A atuação coordenada entre PF e PGR ocorrerá apesar das controvérsias em torno da condução do processo pelo ministro Dias Toffoli, do Supremo Tribunal Federal (STF). A iniciativa conjunta pretende evitar entraves técnicos e administrativos que poderiam comprometer o andamento das investigações.
A decisão do ministro Dias Toffoli de manter o material apreendido sob tutela da PGR gerou reações nos bastidores do sistema de Justiça. A medida foi classificada como “exótica”, já que, em procedimentos dessa natureza, a guarda costuma ficar sob responsabilidade da Polícia Federal. A principal preocupação era de que a determinação pudesse atrasar a realização das perícias e, consequentemente, prejudicar o curso das apurações.
Com a definição de que PF e PGR atuarão lado a lado na análise do material, esse risco tende a ser mitigado. A expectativa é de que a cooperação institucional permita acelerar a produção de provas e dar maior robustez técnica aos laudos que serão incorporados ao inquérito.

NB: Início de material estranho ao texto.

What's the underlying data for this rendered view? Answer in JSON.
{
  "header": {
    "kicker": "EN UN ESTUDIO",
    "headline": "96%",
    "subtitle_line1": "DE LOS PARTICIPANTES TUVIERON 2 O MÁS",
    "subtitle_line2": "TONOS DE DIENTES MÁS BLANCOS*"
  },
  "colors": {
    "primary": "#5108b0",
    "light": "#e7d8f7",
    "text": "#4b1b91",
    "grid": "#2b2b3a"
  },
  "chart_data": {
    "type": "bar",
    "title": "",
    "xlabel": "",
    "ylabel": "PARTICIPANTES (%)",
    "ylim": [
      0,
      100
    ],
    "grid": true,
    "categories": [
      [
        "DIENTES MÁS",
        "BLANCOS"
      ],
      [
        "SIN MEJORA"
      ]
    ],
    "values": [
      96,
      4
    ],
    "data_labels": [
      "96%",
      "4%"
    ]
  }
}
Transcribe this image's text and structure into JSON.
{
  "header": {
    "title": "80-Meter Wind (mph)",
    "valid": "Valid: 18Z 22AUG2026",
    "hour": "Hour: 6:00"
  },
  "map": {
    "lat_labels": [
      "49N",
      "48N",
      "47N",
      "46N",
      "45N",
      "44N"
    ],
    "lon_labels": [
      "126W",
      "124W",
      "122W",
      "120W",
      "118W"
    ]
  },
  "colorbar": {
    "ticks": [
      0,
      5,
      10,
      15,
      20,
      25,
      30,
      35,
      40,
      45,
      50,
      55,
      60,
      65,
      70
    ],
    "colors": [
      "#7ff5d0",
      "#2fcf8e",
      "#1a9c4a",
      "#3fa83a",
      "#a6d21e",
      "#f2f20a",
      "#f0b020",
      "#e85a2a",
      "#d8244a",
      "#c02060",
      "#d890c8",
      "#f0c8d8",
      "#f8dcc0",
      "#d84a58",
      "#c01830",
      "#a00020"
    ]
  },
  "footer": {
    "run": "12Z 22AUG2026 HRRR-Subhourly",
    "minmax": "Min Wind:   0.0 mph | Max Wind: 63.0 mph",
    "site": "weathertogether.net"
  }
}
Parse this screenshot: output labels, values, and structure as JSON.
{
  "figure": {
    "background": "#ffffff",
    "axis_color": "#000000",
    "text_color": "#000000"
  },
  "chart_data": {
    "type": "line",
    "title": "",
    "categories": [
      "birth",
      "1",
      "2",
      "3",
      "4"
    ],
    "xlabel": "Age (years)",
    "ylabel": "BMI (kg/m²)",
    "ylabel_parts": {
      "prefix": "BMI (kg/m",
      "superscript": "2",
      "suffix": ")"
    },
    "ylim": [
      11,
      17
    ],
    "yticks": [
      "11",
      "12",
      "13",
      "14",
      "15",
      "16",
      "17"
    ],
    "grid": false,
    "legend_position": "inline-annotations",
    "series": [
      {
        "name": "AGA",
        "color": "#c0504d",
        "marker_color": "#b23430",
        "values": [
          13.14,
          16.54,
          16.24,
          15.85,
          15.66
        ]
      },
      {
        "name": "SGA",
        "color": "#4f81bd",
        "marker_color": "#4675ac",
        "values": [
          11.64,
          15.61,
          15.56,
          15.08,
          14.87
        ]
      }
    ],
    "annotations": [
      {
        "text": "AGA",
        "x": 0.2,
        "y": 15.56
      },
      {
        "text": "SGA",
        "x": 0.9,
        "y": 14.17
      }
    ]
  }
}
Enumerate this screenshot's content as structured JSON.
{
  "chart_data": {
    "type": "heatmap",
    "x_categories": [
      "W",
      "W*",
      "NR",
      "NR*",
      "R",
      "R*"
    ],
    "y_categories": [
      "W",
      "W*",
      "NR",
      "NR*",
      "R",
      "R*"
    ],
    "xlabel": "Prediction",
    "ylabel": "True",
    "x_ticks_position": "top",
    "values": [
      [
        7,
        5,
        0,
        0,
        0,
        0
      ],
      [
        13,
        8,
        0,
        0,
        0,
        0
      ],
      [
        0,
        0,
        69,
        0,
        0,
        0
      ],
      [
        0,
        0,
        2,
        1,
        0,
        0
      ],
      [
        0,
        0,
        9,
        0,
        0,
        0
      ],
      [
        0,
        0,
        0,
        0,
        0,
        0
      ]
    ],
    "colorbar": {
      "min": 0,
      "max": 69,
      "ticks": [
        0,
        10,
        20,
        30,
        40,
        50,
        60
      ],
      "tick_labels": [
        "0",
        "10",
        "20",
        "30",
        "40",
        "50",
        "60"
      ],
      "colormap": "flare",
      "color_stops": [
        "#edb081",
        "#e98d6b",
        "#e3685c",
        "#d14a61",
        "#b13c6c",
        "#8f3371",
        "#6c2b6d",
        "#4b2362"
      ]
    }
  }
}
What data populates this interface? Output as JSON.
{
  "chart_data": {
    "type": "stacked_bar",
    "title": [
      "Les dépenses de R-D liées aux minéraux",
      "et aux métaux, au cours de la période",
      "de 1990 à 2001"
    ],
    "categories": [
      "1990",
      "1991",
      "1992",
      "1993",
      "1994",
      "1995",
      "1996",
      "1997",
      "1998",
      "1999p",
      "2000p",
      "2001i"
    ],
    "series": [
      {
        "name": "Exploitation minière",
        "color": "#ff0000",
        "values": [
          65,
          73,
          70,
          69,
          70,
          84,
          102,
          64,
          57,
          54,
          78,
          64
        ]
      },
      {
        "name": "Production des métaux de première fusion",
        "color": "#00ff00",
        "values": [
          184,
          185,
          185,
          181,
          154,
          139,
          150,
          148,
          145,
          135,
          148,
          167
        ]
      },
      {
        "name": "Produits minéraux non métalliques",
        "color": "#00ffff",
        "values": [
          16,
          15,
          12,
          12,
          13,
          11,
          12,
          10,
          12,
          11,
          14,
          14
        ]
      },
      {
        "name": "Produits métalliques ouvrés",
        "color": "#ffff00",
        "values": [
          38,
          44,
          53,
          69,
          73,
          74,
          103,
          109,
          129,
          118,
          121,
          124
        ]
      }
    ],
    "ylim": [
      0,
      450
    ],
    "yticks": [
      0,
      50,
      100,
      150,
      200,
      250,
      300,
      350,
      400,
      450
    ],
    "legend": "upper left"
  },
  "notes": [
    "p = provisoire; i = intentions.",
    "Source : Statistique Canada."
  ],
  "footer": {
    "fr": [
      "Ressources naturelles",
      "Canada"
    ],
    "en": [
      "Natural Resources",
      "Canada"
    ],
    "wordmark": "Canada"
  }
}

Na operação deflagrada na quarta-feira (14), a Polícia Federal cumpriu 42 mandados de busca e apreensão nos estados de São Paulo, Bahia, Minas Gerais, Rio Grande do Sul e Rio de Janeiro. Ao todo, foram recolhidos R$ 645 mil em dinheiro, 39 celulares, 31 computadores, 30 armas e 23 veículos, evidenciando a dimensão da ofensiva policial.
Nesta etapa da Operação Compliance Zero, o foco das investigações está nas relações entre o Banco Master e fundos de investimento ligados à gestora Reag. O inquérito apura, entre outros pontos, empréstimos que não teriam sido quitados e possíveis irregularidades na estrutura dessas operações financeiras, que agora serão examinadas com maior profundidade a partir do material apreendido.